Don’t forget, knowing and counselling others through this doesn’t mean you’re immune to the feelings yourself. It’s easy to think that the grief and pain are things other people have to deal with. You can’t rationalize them away.

And maybe, think about joining a gym that has boxing equipment. Hit the heavy bag over and over until you’re worn out.

Remember we’re here for you.

StG

What every one else has said.

If you’re angry, you’re alive. A day doesn’t go by that I don’t miss my mom or my sister, but one does go on.
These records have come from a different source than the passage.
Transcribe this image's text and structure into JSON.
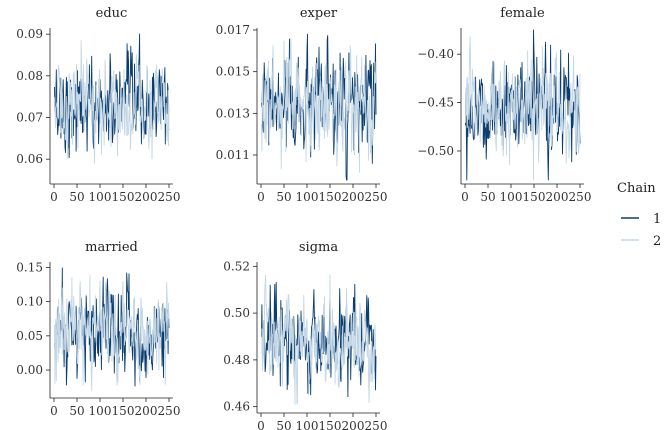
{
  "chart_data": {
    "type": "line",
    "legend": {
      "title": "Chain",
      "entries": [
        {
          "label": "1",
          "color": "#0b3c6e"
        },
        {
          "label": "2",
          "color": "#c3d7e6"
        }
      ],
      "position": "right"
    },
    "x_ticks": [
      "0",
      "50",
      "100",
      "150",
      "200",
      "250"
    ],
    "x_range": [
      0,
      250
    ],
    "iterations": 250,
    "grid": false,
    "panels": [
      {
        "title": "educ",
        "ylim": [
          0.055,
          0.091
        ],
        "y_ticks": [
          0.06,
          0.07,
          0.08,
          0.09
        ],
        "y_tick_labels": [
          "0.06",
          "0.07",
          "0.08",
          "0.09"
        ],
        "mean": 0.0725,
        "sd": 0.005,
        "min": 0.056,
        "max": 0.0905
      },
      {
        "title": "exper",
        "ylim": [
          0.0098,
          0.017
        ],
        "y_ticks": [
          0.011,
          0.013,
          0.015,
          0.017
        ],
        "y_tick_labels": [
          "0.011",
          "0.013",
          "0.015",
          "0.017"
        ],
        "mean": 0.0133,
        "sd": 0.0011,
        "min": 0.0098,
        "max": 0.0168
      },
      {
        "title": "female",
        "ylim": [
          -0.53,
          -0.375
        ],
        "y_ticks": [
          -0.5,
          -0.45,
          -0.4
        ],
        "y_tick_labels": [
          "−0.50",
          "−0.45",
          "−0.40"
        ],
        "mean": -0.455,
        "sd": 0.025,
        "min": -0.53,
        "max": -0.375
      },
      {
        "title": "married",
        "ylim": [
          -0.035,
          0.155
        ],
        "y_ticks": [
          0.0,
          0.05,
          0.1,
          0.15
        ],
        "y_tick_labels": [
          "0.00",
          "0.05",
          "0.10",
          "0.15"
        ],
        "mean": 0.057,
        "sd": 0.03,
        "min": -0.035,
        "max": 0.15
      },
      {
        "title": "sigma",
        "ylim": [
          0.459,
          0.521
        ],
        "y_ticks": [
          0.46,
          0.48,
          0.5,
          0.52
        ],
        "y_tick_labels": [
          "0.46",
          "0.48",
          "0.50",
          "0.52"
        ],
        "mean": 0.487,
        "sd": 0.009,
        "min": 0.461,
        "max": 0.519
      }
    ]
  }
}
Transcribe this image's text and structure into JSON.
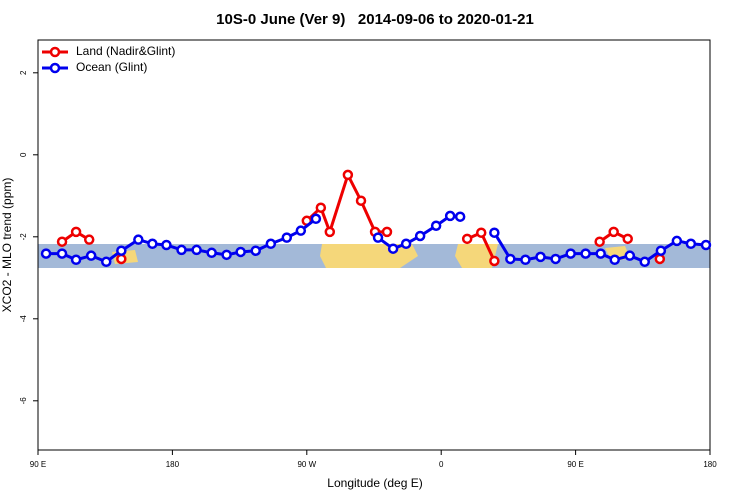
{
  "chart_data": {
    "type": "line",
    "title": "10S-0 June (Ver 9)   2014-09-06 to 2020-01-21",
    "x_label": "Longitude (deg E)",
    "y_label": "XCO2 - MLO trend (ppm)",
    "xlim": [
      90,
      540
    ],
    "ylim": [
      -7.2,
      2.8
    ],
    "xticks": [
      {
        "value": 90,
        "label": "90 E"
      },
      180,
      {
        "value": 270,
        "label": "90 W"
      },
      {
        "value": 360,
        "label": "0"
      },
      {
        "value": 450,
        "label": "90 E"
      },
      {
        "value": 540,
        "label": "180"
      }
    ],
    "yticks": [
      2,
      0,
      -2,
      -4,
      -6
    ],
    "legend": "top-left",
    "series": [
      {
        "name": "Land (Nadir&Glint)",
        "color": "#ee0000",
        "x": [
          106.1,
          115.5,
          124.3,
          null,
          145.8,
          null,
          270.0,
          279.4,
          285.4,
          297.5,
          306.3,
          315.7,
          323.7,
          null,
          377.4,
          386.8,
          395.6,
          null,
          466.1,
          475.5,
          484.9,
          null,
          506.4
        ],
        "values": [
          -2.12,
          -1.88,
          -2.07,
          null,
          -2.54,
          null,
          -1.61,
          -1.29,
          -1.88,
          -0.49,
          -1.12,
          -1.88,
          -1.88,
          null,
          -2.05,
          -1.9,
          -2.59,
          null,
          -2.12,
          -1.88,
          -2.05,
          null,
          -2.54
        ]
      },
      {
        "name": "Ocean (Glint)",
        "color": "#0000ee",
        "x": [
          95.4,
          106.1,
          115.5,
          125.6,
          135.7,
          145.8,
          157.2,
          166.6,
          176.0,
          186.1,
          196.2,
          206.3,
          216.3,
          225.7,
          235.8,
          245.9,
          256.6,
          266.0,
          276.1,
          null,
          317.7,
          327.8,
          336.5,
          345.9,
          356.6,
          366.0,
          372.7,
          null,
          395.6,
          406.3,
          416.4,
          426.5,
          436.6,
          446.7,
          456.7,
          466.8,
          476.2,
          486.3,
          496.3,
          507.1,
          517.8,
          527.2,
          537.3
        ],
        "values": [
          -2.41,
          -2.41,
          -2.56,
          -2.46,
          -2.61,
          -2.34,
          -2.07,
          -2.17,
          -2.2,
          -2.32,
          -2.32,
          -2.39,
          -2.44,
          -2.37,
          -2.34,
          -2.17,
          -2.02,
          -1.85,
          -1.56,
          null,
          -2.02,
          -2.29,
          -2.17,
          -1.98,
          -1.73,
          -1.49,
          -1.51,
          null,
          -1.9,
          -2.54,
          -2.56,
          -2.49,
          -2.54,
          -2.41,
          -2.41,
          -2.41,
          -2.56,
          -2.46,
          -2.61,
          -2.34,
          -2.1,
          -2.17,
          -2.2
        ]
      }
    ]
  }
}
I’m so sorry you have to go through this, Brynda.

i wish i lived closer to you, i have a lot of cape cod glass wear that you could smash, hurl against the walls, and just scream as you do it.

sometimes you just have to smash something. other times you have to cry for hours. then there are the times you could sleep for days and dream dreams that are so real you don’t mind if you never wake up.

it is all part of it and you get through it any way you can. keep telling us how it goes with you, we do care and will support you.

a woman was quoted saying that the price of love is grief. it is so very, very, true.

Just reading this thread brings tears to my eyes, making me remember all the pain I felt in the months after I lost my sweet girl. I used to have dreams that she was alive and then wake up crying. I felt like someone had scooped out everything inside of me, and just replaced it with emptiness and pain.

Friday will be two years since she died in my arms. I still think about her almost everyday, but it doesn’t hurt that much anymore. I can remember her most days with happiness and not tears.

About two months after she died, I had the first letter of her name tattooed on my ankle. I always think of it as sewing a piece of her onto my soul.

After she died, people said it would hurt less with time. I didn’t believe them, but they were right. Just focus on getting through until tomorrow. Good luck.